Remah Harian

DIPANGGIL MENJADI SAHABAT-NYA

Pinterest LinkedIn Tumblr

Sabda Hidup

Jumat, 23 Mei 2025, Jumat Pekan Paskah V

Bacaan: Kis. 15:22-31; Mzm. 57:8-9,10-12; Yoh. 15:12-17.

“Aku tidak menyebut kamu lagi hamba, sebab hamba tidak tahu, apa yang diperbuat oleh tuannya, tetapi Aku menyebut kamu sahabat, karena Aku telah memberitahukan kepada kamu segala sesuatu yang telah Kudengar dari Bapa-Ku.” (Yoh 15: 15)

Sabda Yesus kepada para Rasul, dan juga kepada kita, hari ini sangat istimewa. “Aku tidak menyebut kamu lagi hamba, tetapi Aku menyebut kamu sahabat.”

Dalam Kitab Suci, banyak tokoh-tokoh besar – Musa, Daud, Elia, Maria – disebut sebagai “hamba” Allah, yang dipercaya dengan tugas suci. Namun dalam Perjanjian Baru, Yesus menyatakan sesuatu yang lebih besar lagi: bagi-Nya, para murid, kita semua, bukan lagi “hamba”; Dia menginginkan persahabatan dengan kita, sebuah ikatan yang ditandai dengan kasih, kedekatan, intimitas, kepercayaan, dan keberadaan bersama.

Persahabatan adalah pengalaman manusia yang mendalam. Kita melihat anak-anak, berbagi mainan dengan mereka yang mereka anggap sebagai teman; sebagai remaja, kita berbagi rahasia; sebagai orang dewasa, kita berbagi pergumulan dan sukacita. Persahabatan sejati lahir bukan karena perhitungan-perhitungan, tetapi karena pengakuan – melihat sesuatu dari diri kita sendiri dalam diri orang lain. Persahabatan bertahan melampaui kesalahan, menawarkan pengampunan dan bukan pengabaian. “Seorang sahabat mengasihi setiap waktu,” kata Kitab Amsal (17:17).

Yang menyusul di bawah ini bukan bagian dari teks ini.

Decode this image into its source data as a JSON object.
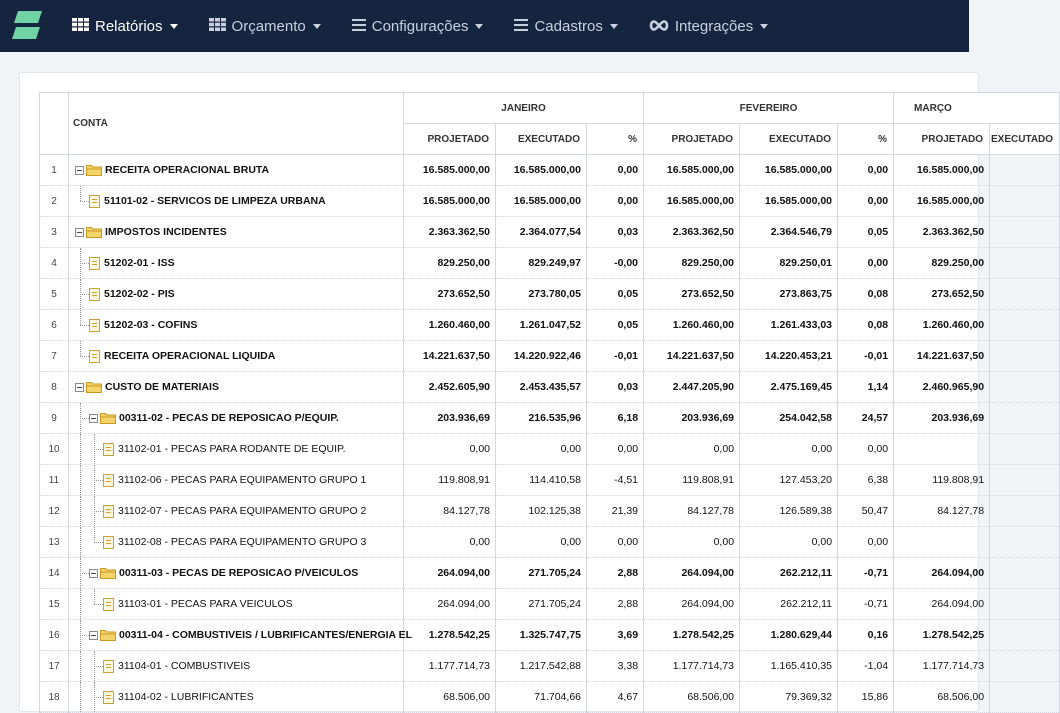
{
  "nav": {
    "items": [
      {
        "label": "Relatórios",
        "icon": "grid-icon",
        "active": true
      },
      {
        "label": "Orçamento",
        "icon": "grid-icon",
        "active": false
      },
      {
        "label": "Configurações",
        "icon": "bars-icon",
        "active": false
      },
      {
        "label": "Cadastros",
        "icon": "bars-icon",
        "active": false
      },
      {
        "label": "Integrações",
        "icon": "infinity-icon",
        "active": false
      }
    ]
  },
  "colors": {
    "navbar": "#15253f",
    "logo": "#6fd3a4",
    "folder": "#f0c24a"
  },
  "table": {
    "conta_header": "CONTA",
    "months": [
      "JANEIRO",
      "FEVEREIRO",
      "MARÇO"
    ],
    "subheaders": [
      "PROJETADO",
      "EXECUTADO",
      "%"
    ],
    "rows": [
      {
        "n": "1",
        "level": 0,
        "type": "folder",
        "bold": true,
        "label": "RECEITA OPERACIONAL BRUTA",
        "jan": [
          "16.585.000,00",
          "16.585.000,00",
          "0,00"
        ],
        "fev": [
          "16.585.000,00",
          "16.585.000,00",
          "0,00"
        ],
        "mar": "16.585.000,00"
      },
      {
        "n": "2",
        "level": 1,
        "type": "doc",
        "last": true,
        "bold": true,
        "label": "51101-02 - SERVICOS DE LIMPEZA URBANA",
        "jan": [
          "16.585.000,00",
          "16.585.000,00",
          "0,00"
        ],
        "fev": [
          "16.585.000,00",
          "16.585.000,00",
          "0,00"
        ],
        "mar": "16.585.000,00"
      },
      {
        "n": "3",
        "level": 0,
        "type": "folder",
        "bold": true,
        "label": "IMPOSTOS INCIDENTES",
        "jan": [
          "2.363.362,50",
          "2.364.077,54",
          "0,03"
        ],
        "fev": [
          "2.363.362,50",
          "2.364.546,79",
          "0,05"
        ],
        "mar": "2.363.362,50"
      },
      {
        "n": "4",
        "level": 1,
        "type": "doc",
        "bold": true,
        "label": "51202-01 - ISS",
        "jan": [
          "829.250,00",
          "829.249,97",
          "-0,00"
        ],
        "fev": [
          "829.250,00",
          "829.250,01",
          "0,00"
        ],
        "mar": "829.250,00"
      },
      {
        "n": "5",
        "level": 1,
        "type": "doc",
        "bold": true,
        "label": "51202-02 - PIS",
        "jan": [
          "273.652,50",
          "273.780,05",
          "0,05"
        ],
        "fev": [
          "273.652,50",
          "273.863,75",
          "0,08"
        ],
        "mar": "273.652,50"
      },
      {
        "n": "6",
        "level": 1,
        "type": "doc",
        "last": true,
        "bold": true,
        "label": "51202-03 - COFINS",
        "jan": [
          "1.260.460,00",
          "1.261.047,52",
          "0,05"
        ],
        "fev": [
          "1.260.460,00",
          "1.261.433,03",
          "0,08"
        ],
        "mar": "1.260.460,00"
      },
      {
        "n": "7",
        "level": 0,
        "type": "doc",
        "bold": true,
        "label": "RECEITA OPERACIONAL LIQUIDA",
        "jan": [
          "14.221.637,50",
          "14.220.922,46",
          "-0,01"
        ],
        "fev": [
          "14.221.637,50",
          "14.220.453,21",
          "-0,01"
        ],
        "mar": "14.221.637,50"
      },
      {
        "n": "8",
        "level": 0,
        "type": "folder",
        "bold": true,
        "label": "CUSTO DE MATERIAIS",
        "jan": [
          "2.452.605,90",
          "2.453.435,57",
          "0,03"
        ],
        "fev": [
          "2.447.205,90",
          "2.475.169,45",
          "1,14"
        ],
        "mar": "2.460.965,90"
      },
      {
        "n": "9",
        "level": 1,
        "type": "folder",
        "bold": true,
        "label": "00311-02 - PECAS DE REPOSICAO P/EQUIP.",
        "jan": [
          "203.936,69",
          "216.535,96",
          "6,18"
        ],
        "fev": [
          "203.936,69",
          "254.042,58",
          "24,57"
        ],
        "mar": "203.936,69"
      },
      {
        "n": "10",
        "level": 2,
        "type": "doc",
        "bold": false,
        "label": "31102-01 - PECAS PARA RODANTE DE EQUIP.",
        "jan": [
          "0,00",
          "0,00",
          "0,00"
        ],
        "fev": [
          "0,00",
          "0,00",
          "0,00"
        ],
        "mar": ""
      },
      {
        "n": "11",
        "level": 2,
        "type": "doc",
        "bold": false,
        "label": "31102-06 - PECAS PARA EQUIPAMENTO GRUPO 1",
        "jan": [
          "119.808,91",
          "114.410,58",
          "-4,51"
        ],
        "fev": [
          "119.808,91",
          "127.453,20",
          "6,38"
        ],
        "mar": "119.808,91"
      },
      {
        "n": "12",
        "level": 2,
        "type": "doc",
        "bold": false,
        "label": "31102-07 - PECAS PARA EQUIPAMENTO GRUPO 2",
        "jan": [
          "84.127,78",
          "102.125,38",
          "21,39"
        ],
        "fev": [
          "84.127,78",
          "126.589,38",
          "50,47"
        ],
        "mar": "84.127,78"
      },
      {
        "n": "13",
        "level": 2,
        "type": "doc",
        "last": true,
        "bold": false,
        "label": "31102-08 - PECAS PARA EQUIPAMENTO GRUPO 3",
        "jan": [
          "0,00",
          "0,00",
          "0,00"
        ],
        "fev": [
          "0,00",
          "0,00",
          "0,00"
        ],
        "mar": ""
      },
      {
        "n": "14",
        "level": 1,
        "type": "folder",
        "bold": true,
        "label": "00311-03 - PECAS DE REPOSICAO P/VEICULOS",
        "jan": [
          "264.094,00",
          "271.705,24",
          "2,88"
        ],
        "fev": [
          "264.094,00",
          "262.212,11",
          "-0,71"
        ],
        "mar": "264.094,00"
      },
      {
        "n": "15",
        "level": 2,
        "type": "doc",
        "last": true,
        "bold": false,
        "label": "31103-01 - PECAS PARA VEICULOS",
        "jan": [
          "264.094,00",
          "271.705,24",
          "2,88"
        ],
        "fev": [
          "264.094,00",
          "262.212,11",
          "-0,71"
        ],
        "mar": "264.094,00"
      },
      {
        "n": "16",
        "level": 1,
        "type": "folder",
        "bold": true,
        "label": "00311-04 - COMBUSTIVEIS / LUBRIFICANTES/ENERGIA EL",
        "jan": [
          "1.278.542,25",
          "1.325.747,75",
          "3,69"
        ],
        "fev": [
          "1.278.542,25",
          "1.280.629,44",
          "0,16"
        ],
        "mar": "1.278.542,25"
      },
      {
        "n": "17",
        "level": 2,
        "type": "doc",
        "bold": false,
        "label": "31104-01 - COMBUSTIVEIS",
        "jan": [
          "1.177.714,73",
          "1.217.542,88",
          "3,38"
        ],
        "fev": [
          "1.177.714,73",
          "1.165.410,35",
          "-1,04"
        ],
        "mar": "1.177.714,73"
      },
      {
        "n": "18",
        "level": 2,
        "type": "doc",
        "bold": false,
        "label": "31104-02 - LUBRIFICANTES",
        "jan": [
          "68.506,00",
          "71.704,66",
          "4,67"
        ],
        "fev": [
          "68.506,00",
          "79.369,32",
          "15,86"
        ],
        "mar": "68.506,00"
      }
    ]
  }
}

Yesus adalah Sahabat kita – Dia yang mengetahui kelemahan kita dan tetap mempercayakan hati-Nya kepada kita. Dia membagikan kepada kita segala sesuatu yang telah Dia terima dari Bapa. Dia memanggil kita “yang terkasih”, yang dicintai, melebihi kemampuan kita, melampaui keberdosaan kita, mengundang kita untuk tinggal di dalam kasih-Nya tanpa rasa takut.

Hari ini, marilah kita bertanya pada diri kita sendiri: Siapa Yesus bagi saya? Orang asing yang jauh, atau sahabat sejati? Apakah saya menyambut kasih-Nya, dan apakah saya mencerminkan persahabatan-Nya kepada orang lain – terutama kepada mereka yang membutuhkan pengampunan dan belas kasih?

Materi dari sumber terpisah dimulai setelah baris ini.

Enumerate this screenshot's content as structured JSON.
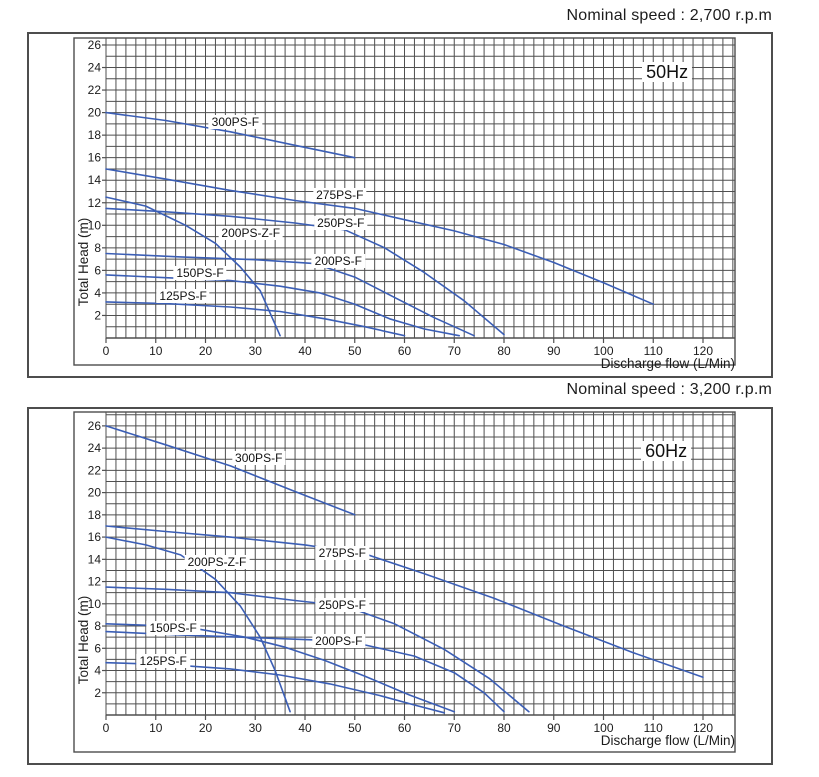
{
  "style": {
    "background": "#ffffff",
    "curve_color": "#3b5eb5",
    "grid_color": "#4f4f4f",
    "frame_color": "#4d4d4d",
    "text_color": "#1c1c1c"
  },
  "chart_data": [
    {
      "type": "line",
      "title": "Nominal speed : 2,700 r.p.m",
      "freq_label": "50Hz",
      "freq_label_pos": [
        112.8,
        23.6
      ],
      "xlabel": "Discharge flow (L/Min)",
      "ylabel": "Total Head (m)",
      "x_ticks": [
        0,
        10,
        20,
        30,
        40,
        50,
        60,
        70,
        80,
        90,
        100,
        110,
        120
      ],
      "y_ticks": [
        2,
        4,
        6,
        8,
        10,
        12,
        14,
        16,
        18,
        20,
        22,
        24,
        26
      ],
      "xlim": [
        0,
        126.5
      ],
      "ylim": [
        0,
        26.5
      ],
      "grid": "on",
      "series": [
        {
          "name": "300PS-F",
          "label_pos": [
            26,
            19.2
          ],
          "points": [
            [
              0,
              20
            ],
            [
              12,
              19.3
            ],
            [
              25,
              18.3
            ],
            [
              38,
              17.1
            ],
            [
              50,
              16.0
            ]
          ]
        },
        {
          "name": "275PS-F",
          "label_pos": [
            47,
            12.7
          ],
          "points": [
            [
              0,
              15
            ],
            [
              12,
              14.1
            ],
            [
              25,
              13.1
            ],
            [
              38,
              12.2
            ],
            [
              50,
              11.5
            ],
            [
              60,
              10.5
            ],
            [
              70,
              9.5
            ],
            [
              80,
              8.3
            ],
            [
              90,
              6.7
            ],
            [
              100,
              4.9
            ],
            [
              110,
              3.0
            ]
          ]
        },
        {
          "name": "250PS-F",
          "label_pos": [
            47.2,
            10.2
          ],
          "points": [
            [
              0,
              11.5
            ],
            [
              12,
              11.2
            ],
            [
              25,
              10.8
            ],
            [
              38,
              10.2
            ],
            [
              48,
              9.6
            ],
            [
              56,
              8.0
            ],
            [
              64,
              5.8
            ],
            [
              72,
              3.3
            ],
            [
              80,
              0.3
            ]
          ]
        },
        {
          "name": "200PS-Z-F",
          "label_pos": [
            29.1,
            9.3
          ],
          "points": [
            [
              0,
              12.5
            ],
            [
              8,
              11.7
            ],
            [
              16,
              10.0
            ],
            [
              22,
              8.4
            ],
            [
              27,
              6.3
            ],
            [
              31,
              4.2
            ],
            [
              35,
              0.2
            ]
          ]
        },
        {
          "name": "200PS-F",
          "label_pos": [
            46.7,
            6.8
          ],
          "points": [
            [
              0,
              7.5
            ],
            [
              15,
              7.2
            ],
            [
              30,
              6.95
            ],
            [
              42,
              6.6
            ],
            [
              50,
              5.4
            ],
            [
              58,
              3.6
            ],
            [
              66,
              1.8
            ],
            [
              74,
              0.2
            ]
          ]
        },
        {
          "name": "150PS-F",
          "label_pos": [
            18.9,
            5.8
          ],
          "points": [
            [
              0,
              5.6
            ],
            [
              12,
              5.35
            ],
            [
              25,
              5.1
            ],
            [
              35,
              4.6
            ],
            [
              43,
              4.0
            ],
            [
              50,
              3.0
            ],
            [
              57,
              1.7
            ],
            [
              64,
              0.8
            ],
            [
              71,
              0.2
            ]
          ]
        },
        {
          "name": "125PS-F",
          "label_pos": [
            15.5,
            3.7
          ],
          "points": [
            [
              0,
              3.2
            ],
            [
              12,
              3.05
            ],
            [
              25,
              2.75
            ],
            [
              35,
              2.35
            ],
            [
              44,
              1.7
            ],
            [
              52,
              1.0
            ],
            [
              60,
              0.2
            ]
          ]
        }
      ]
    },
    {
      "type": "line",
      "title": "Nominal speed : 3,200 r.p.m",
      "freq_label": "60Hz",
      "freq_label_pos": [
        112.6,
        23.7
      ],
      "xlabel": "Discharge flow (L/Min)",
      "ylabel": "Total Head (m)",
      "x_ticks": [
        0,
        10,
        20,
        30,
        40,
        50,
        60,
        70,
        80,
        90,
        100,
        110,
        120
      ],
      "y_ticks": [
        2,
        4,
        6,
        8,
        10,
        12,
        14,
        16,
        18,
        20,
        22,
        24,
        26
      ],
      "xlim": [
        0,
        126.5
      ],
      "ylim": [
        0,
        27.2
      ],
      "grid": "on",
      "series": [
        {
          "name": "300PS-F",
          "label_pos": [
            30.7,
            23.1
          ],
          "points": [
            [
              0,
              26
            ],
            [
              12,
              24.3
            ],
            [
              25,
              22.4
            ],
            [
              38,
              20.1
            ],
            [
              50,
              18.0
            ]
          ]
        },
        {
          "name": "275PS-F",
          "label_pos": [
            47.5,
            14.6
          ],
          "points": [
            [
              0,
              17
            ],
            [
              12,
              16.5
            ],
            [
              25,
              16.0
            ],
            [
              40,
              15.3
            ],
            [
              52,
              14.5
            ],
            [
              64,
              12.7
            ],
            [
              78,
              10.5
            ],
            [
              92,
              8.0
            ],
            [
              106,
              5.6
            ],
            [
              120,
              3.4
            ]
          ]
        },
        {
          "name": "200PS-Z-F",
          "label_pos": [
            22.3,
            13.8
          ],
          "points": [
            [
              0,
              16
            ],
            [
              8,
              15.3
            ],
            [
              15,
              14.4
            ],
            [
              22,
              12.2
            ],
            [
              27,
              9.8
            ],
            [
              31,
              7.0
            ],
            [
              34,
              4.0
            ],
            [
              37,
              0.3
            ]
          ]
        },
        {
          "name": "250PS-F",
          "label_pos": [
            47.5,
            9.9
          ],
          "points": [
            [
              0,
              11.5
            ],
            [
              12,
              11.3
            ],
            [
              25,
              11.0
            ],
            [
              38,
              10.3
            ],
            [
              48,
              9.8
            ],
            [
              58,
              8.2
            ],
            [
              68,
              5.9
            ],
            [
              77,
              3.3
            ],
            [
              85,
              0.3
            ]
          ]
        },
        {
          "name": "200PS-F",
          "label_pos": [
            46.8,
            6.65
          ],
          "points": [
            [
              0,
              7.5
            ],
            [
              15,
              7.2
            ],
            [
              30,
              6.95
            ],
            [
              42,
              6.75
            ],
            [
              52,
              6.3
            ],
            [
              62,
              5.3
            ],
            [
              70,
              3.8
            ],
            [
              76,
              2.0
            ],
            [
              80,
              0.3
            ]
          ]
        },
        {
          "name": "150PS-F",
          "label_pos": [
            13.5,
            7.8
          ],
          "points": [
            [
              0,
              8.2
            ],
            [
              10,
              8.05
            ],
            [
              19,
              7.7
            ],
            [
              28,
              7.0
            ],
            [
              36,
              6.1
            ],
            [
              44,
              4.9
            ],
            [
              52,
              3.5
            ],
            [
              61,
              1.8
            ],
            [
              70,
              0.3
            ]
          ]
        },
        {
          "name": "125PS-F",
          "label_pos": [
            11.5,
            4.85
          ],
          "points": [
            [
              0,
              4.7
            ],
            [
              12,
              4.55
            ],
            [
              25,
              4.15
            ],
            [
              35,
              3.6
            ],
            [
              45,
              2.8
            ],
            [
              55,
              1.75
            ],
            [
              62,
              0.9
            ],
            [
              68,
              0.2
            ]
          ]
        }
      ]
    }
  ]
}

Inti dari kehidupan Kristen bukanlah sekadar kewajiban, tetapi persahabatan yang penuh sukacita dengan Tuhan yang hidup. Ini adalah hubungan yang mengubah kita dan mengutus kita untuk membangun ikatan kasih ke mana pun kita pergi.

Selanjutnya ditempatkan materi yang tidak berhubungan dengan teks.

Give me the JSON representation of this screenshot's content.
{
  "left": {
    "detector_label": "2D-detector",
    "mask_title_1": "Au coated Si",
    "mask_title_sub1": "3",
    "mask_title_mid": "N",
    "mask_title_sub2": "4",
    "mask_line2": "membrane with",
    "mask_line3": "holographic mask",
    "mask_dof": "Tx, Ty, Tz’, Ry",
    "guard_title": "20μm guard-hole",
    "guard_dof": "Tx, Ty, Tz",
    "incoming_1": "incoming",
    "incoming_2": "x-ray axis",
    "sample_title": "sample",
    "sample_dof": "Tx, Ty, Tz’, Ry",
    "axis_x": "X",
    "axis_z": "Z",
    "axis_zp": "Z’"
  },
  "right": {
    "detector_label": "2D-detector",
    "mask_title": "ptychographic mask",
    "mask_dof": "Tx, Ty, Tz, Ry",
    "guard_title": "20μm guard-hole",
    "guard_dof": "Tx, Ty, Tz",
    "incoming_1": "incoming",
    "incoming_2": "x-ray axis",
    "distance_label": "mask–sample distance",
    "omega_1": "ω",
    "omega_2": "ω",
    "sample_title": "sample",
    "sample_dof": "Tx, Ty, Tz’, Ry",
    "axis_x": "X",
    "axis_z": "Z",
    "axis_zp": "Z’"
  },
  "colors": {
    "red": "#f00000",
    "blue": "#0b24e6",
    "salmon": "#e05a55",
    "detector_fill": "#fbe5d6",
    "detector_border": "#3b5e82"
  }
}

Semoga Maria, sahabat Allah yang setia, membantu kita bertumbuh setiap hari dalam persahabatan dengan Putranya, dan menyebarkan kasih-Nya ke seluruh dunia.

Yesus memanggil Anda sebagai sahabat-Nya – tetaplah berada dalam kasih-Nya, dan bagikanlah persahabatan itu ke manapun Anda melangkah.

Tuhan, berilah aku rahmat untuk menghidupi persahabatan dengan-Mu dan membagikannya dalam persahabatan dengan sesama. Amin.